A exploração das bruxas

EU NÃO SOU UMA BRUXANa África tradicional, a crença nas bruxas é um dado ambivalente, que tanto opera para o Bem como para o Mal. Elas podem ser malditas e perseguidas, como também cultuadas por seus supostos poderes. A coprodução de Zâmbia e Inglaterra EU NÃO SOU UMA BRUXA traz uma visão ainda mais intrigante dessa realidade: bruxas exploradas pelo governo e por um subcapitalismo arcaico.

Consta que em Zâmbia e Gana existem de fato campos de concentração de bruxas como os que vemos no filme de estreia de Rungano Nyoni, diretor nascido em Zâmbia e criado no País de Gales. Na primeira sequência, um ônibus de turismo chega a um desses campos, onde senhoras são expostas à visitação como bruxas, em situação semelhante à de um zoológico. Mais adiante, elas serão vistas trabalhando como escravas na lavoura e na extração de pedras, atadas a fitas pelas costas para que não se evadam e “saiam por aí matando as pessoas”.Esse conto terrível de misoginia vai se particularizar em torno da pequena e abúlica Shula (Maggie Mulubwa), acusada de bruxaria por eventos banais como presenciar a queda de uma mulher ou ser vista no sonho de um homem cortando o seu braço. Shula vira uma espécie de mascote do pitoresco Ministro do Turismo e das Crenças Tradicionais (Henry B.J. Phiri), que a coloca a serviço de vários interesses do governo local.

A única saída possível para uma bruxa seria a respeitabilidade de um casamento, como explica a esposa do ministro antes que ela mesma demonstre os limites dessa liberdade.
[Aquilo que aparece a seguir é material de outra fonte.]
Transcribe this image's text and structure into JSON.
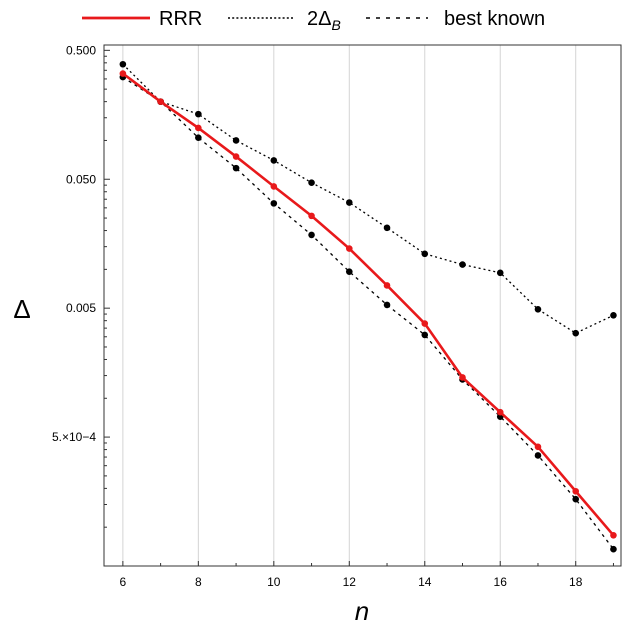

Como metáfora da situação da mulher numa Àfrica autoritária e fetichista, essa história pode ser entendida à margem de qualquer bruxaria.
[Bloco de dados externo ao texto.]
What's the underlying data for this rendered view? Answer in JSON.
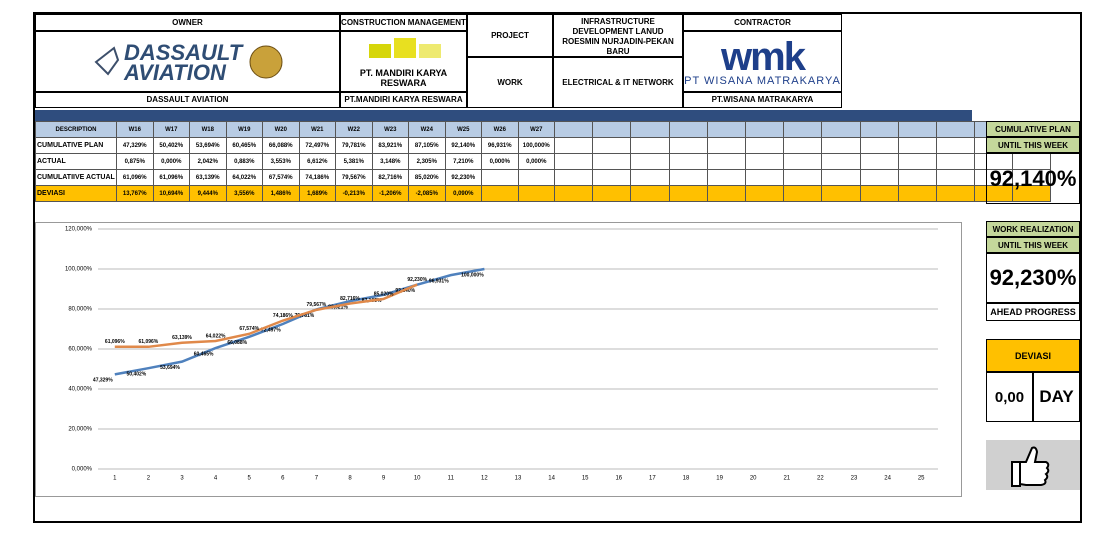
{
  "header": {
    "owner": "OWNER",
    "construction_management": "CONSTRUCTION MANAGEMENT",
    "project_label": "PROJECT",
    "project": "INFRASTRUCTURE DEVELOPMENT LANUD ROESMIN NURJADIN-PEKAN BARU",
    "contractor": "CONTRACTOR",
    "work_label": "WORK",
    "work": "ELECTRICAL & IT NETWORK",
    "owner_logo": [
      "DASSAULT",
      "AVIATION"
    ],
    "cm_logo_caption": "PT. MANDIRI KARYA RESWARA",
    "contractor_logo": "wmk",
    "contractor_logo_caption": "PT WISANA MATRAKARYA",
    "owner_name": "DASSAULT AVIATION",
    "cm_name": "PT.MANDIRI KARYA RESWARA",
    "contractor_name": "PT.WISANA MATRAKARYA"
  },
  "table": {
    "header": [
      "DESCRIPTION",
      "W16",
      "W17",
      "W18",
      "W19",
      "W20",
      "W21",
      "W22",
      "W23",
      "W24",
      "W25",
      "W26",
      "W27"
    ],
    "rows": [
      [
        "CUMULATIVE PLAN",
        "47,329%",
        "50,402%",
        "53,694%",
        "60,465%",
        "66,088%",
        "72,497%",
        "79,781%",
        "83,921%",
        "87,105%",
        "92,140%",
        "96,931%",
        "100,000%"
      ],
      [
        "ACTUAL",
        "0,875%",
        "0,000%",
        "2,042%",
        "0,883%",
        "3,553%",
        "6,612%",
        "5,381%",
        "3,148%",
        "2,305%",
        "7,210%",
        "0,000%",
        "0,000%"
      ],
      [
        "CUMULATIIVE ACTUAL",
        "61,096%",
        "61,096%",
        "63,139%",
        "64,022%",
        "67,574%",
        "74,186%",
        "79,567%",
        "82,716%",
        "85,020%",
        "92,230%"
      ],
      [
        "DEVIASI",
        "13,767%",
        "10,694%",
        "9,444%",
        "3,556%",
        "1,486%",
        "1,689%",
        "-0,213%",
        "-1,206%",
        "-2,085%",
        "0,090%"
      ]
    ]
  },
  "summary": {
    "plan_title": "CUMULATIVE PLAN",
    "plan_sub": "UNTIL THIS WEEK",
    "plan_value": "92,140%",
    "real_title": "WORK REALIZATION",
    "real_sub": "UNTIL THIS WEEK",
    "real_value": "92,230%",
    "status": "AHEAD PROGRESS",
    "dev_title": "DEVIASI",
    "dev_value": "0,00",
    "dev_unit": "DAY"
  },
  "chart_data": {
    "type": "line",
    "x": [
      1,
      2,
      3,
      4,
      5,
      6,
      7,
      8,
      9,
      10,
      11,
      12
    ],
    "series": [
      {
        "name": "CUMULATIVE PLAN",
        "color": "#4f81bd",
        "values": [
          47.329,
          50.402,
          53.694,
          60.465,
          66.088,
          72.497,
          79.781,
          83.921,
          87.105,
          92.14,
          96.931,
          100.0
        ],
        "value_labels": [
          "47,329%",
          "50,402%",
          "53,694%",
          "60,465%",
          "66,088%",
          "72,497%",
          "79,781%",
          "83,921%",
          "87,105%",
          "92,140%",
          "96,931%",
          "100,000%"
        ]
      },
      {
        "name": "CUMULATIIVE ACTUAL",
        "color": "#e0894a",
        "values": [
          61.096,
          61.096,
          63.139,
          64.022,
          67.574,
          74.186,
          79.567,
          82.716,
          85.02,
          92.23,
          null,
          null
        ],
        "value_labels": [
          "61,096%",
          "61,096%",
          "63,139%",
          "64,022%",
          "67,574%",
          "74,186%",
          "79,567%",
          "82,716%",
          "85,020%",
          "92,230%",
          null,
          null
        ]
      }
    ],
    "xlim": [
      0.5,
      25.5
    ],
    "xticks": [
      1,
      2,
      3,
      4,
      5,
      6,
      7,
      8,
      9,
      10,
      11,
      12,
      13,
      14,
      15,
      16,
      17,
      18,
      19,
      20,
      21,
      22,
      23,
      24,
      25
    ],
    "ylim": [
      0,
      120
    ],
    "yticks": [
      {
        "value": 0,
        "label": "0,000%"
      },
      {
        "value": 20,
        "label": "20,000%"
      },
      {
        "value": 40,
        "label": "40,000%"
      },
      {
        "value": 60,
        "label": "60,000%"
      },
      {
        "value": 80,
        "label": "80,000%"
      },
      {
        "value": 100,
        "label": "100,000%"
      },
      {
        "value": 120,
        "label": "120,000%"
      }
    ],
    "grid": true
  }
}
O filme é etnograficamente desconcertante. Usa a comédia para revelar a aliança entre práticas arcaicas e formas de exploração modernas. A tradição é mostrada como lugar do aleatório e da impostura, a exemplo do feiticeiro que dança comicamente enquanto a morte de um galo decide se Shula é ou não uma bruxa. Qualquer sinal de resistência parece vir de fora, de um âmbito mais ligado à modernidade. O poder na aldeia é dividido entre o “governo” e o reino, este ocupado por uma rainha que oprime as mulheres ainda mais que os próprios homens.

Nosso riso é frequentemente travado pela contundência da denúncia e a iminência da tragédia. Se o roteiro fosse menos desengonçado, talvez nos conectássemos ainda mais com a curta e triste saga de Shula. De qualquer forma, é um belo filme, com um forte desempenho de conjunto das mulheres, um aproveitamento surpreendente das Estações de Vivaldi e uma abordagem original de horrores que ainda persistem sob o tacão do dogmatismo.

Aguardem a última imagem para saber em que aposta Rungano Nyoni.